A. Ion chromatography (IC) is any method for the chromatographic separation of ionic or ionizable species in solution. Many different ions can be analyzed within single elutions. The actual analytical methods and instrumentation are similar to those of high performance liquid chromatography (HPLC) and ultrahigh-pressure liquid chromatography (UHPLC). The main forms of IC are based on one or more of the following interactions:

  • Ion-exchange chromatography: This is where ionic interactions occur between analyte ions and polar functional groups in the stationary phase. The stationary phase is a chemically modified silica or styrene-divinylbenzene copolymer resin, onto which ionic side groups are introduced. Examples of the ionic side groups include: Quaternary ammonium groups (strong anion exchanger); tertiary amine group (weak anion exchanger); sulphonic acid (strong cation exchanger); and carboxylic acid (weak cation exchanger). Ion-exchange chromatography is currently the most widely used of all forms of ion chromatography interactions. Increased selectivity in ion-exchange separations are achieved by manipulating the type of counter-ion, ionic strength, and pH of the mobile phase. Further to this, more than one mobile phase can be used to create a gradient, to progressively elute different analytes through the column.
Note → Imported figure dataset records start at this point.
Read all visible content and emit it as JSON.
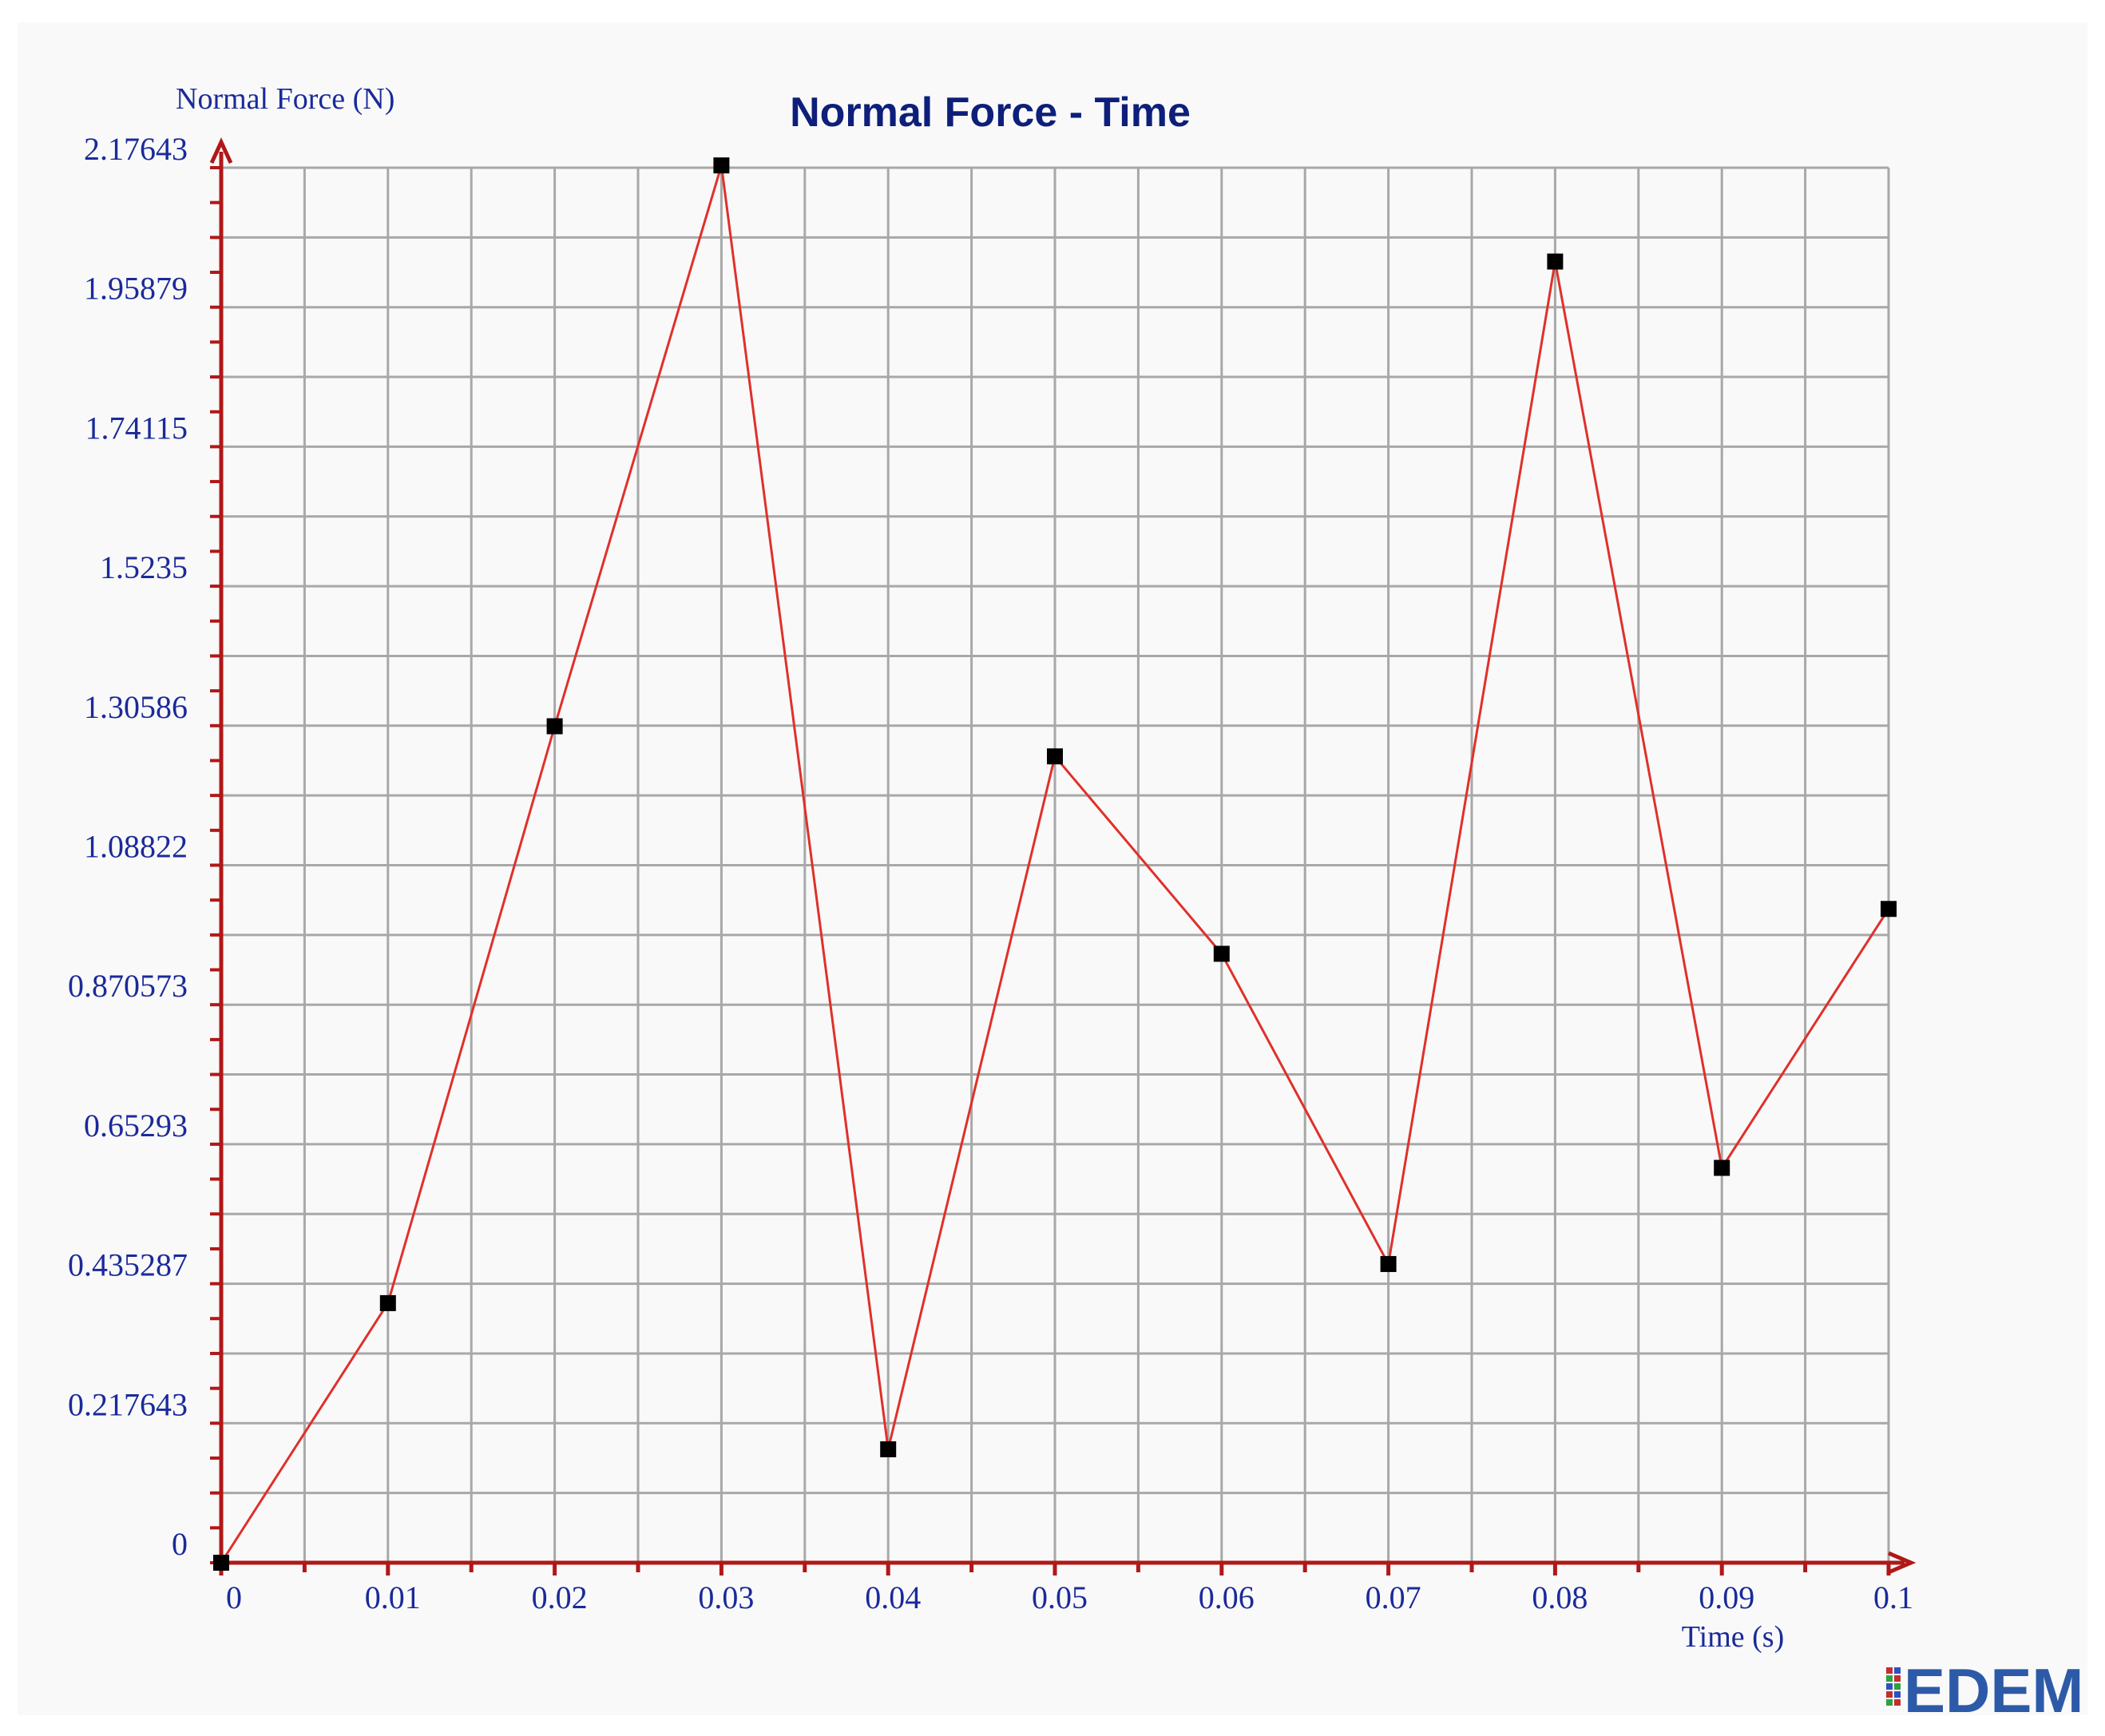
{
  "chart_data": {
    "type": "line",
    "title": "Normal Force - Time",
    "ylabel": "Normal Force (N)",
    "xlabel": "Time (s)",
    "xlim": [
      0,
      0.1
    ],
    "ylim": [
      0,
      2.17643
    ],
    "grid": true,
    "x_ticks": [
      "0",
      "0.01",
      "0.02",
      "0.03",
      "0.04",
      "0.05",
      "0.06",
      "0.07",
      "0.08",
      "0.09",
      "0.1"
    ],
    "y_ticks": [
      "0",
      "0.217643",
      "0.435287",
      "0.65293",
      "0.870573",
      "1.08822",
      "1.30586",
      "1.5235",
      "1.74115",
      "1.95879",
      "2.17643"
    ],
    "series": [
      {
        "x": [
          0,
          0.01,
          0.02,
          0.03,
          0.04,
          0.05,
          0.06,
          0.07,
          0.08,
          0.09,
          0.1
        ],
        "y": [
          0,
          0.405,
          1.305,
          2.18,
          0.177,
          1.258,
          0.95,
          0.466,
          2.03,
          0.616,
          1.02
        ]
      }
    ],
    "colors": {
      "line": "#e0302a",
      "marker": "#000000",
      "axis": "#b01818",
      "grid": "#a8a8a8",
      "text": "#1a2a9a",
      "title": "#0d1f7a"
    }
  },
  "branding": {
    "logo_text": "EDEM"
  }
}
  • Ion-exclusion chromatography: This is mainly used for the separation of weak acids such as carboxylic acids, phenols or amino acids, or for weak bases.
  • Ion-pair chromatography: Used to separate ions on a reversed-phase column, detection is normally performed using a UV–vis detector. An ion-pair reagent is added to alter the separation and resolution of ions. The separation of complex mixtures of very polar with ionic molecules, such as halides and imidazolium and pyridinium derivatives, or a mixture of artificial sweeteners, is achieved.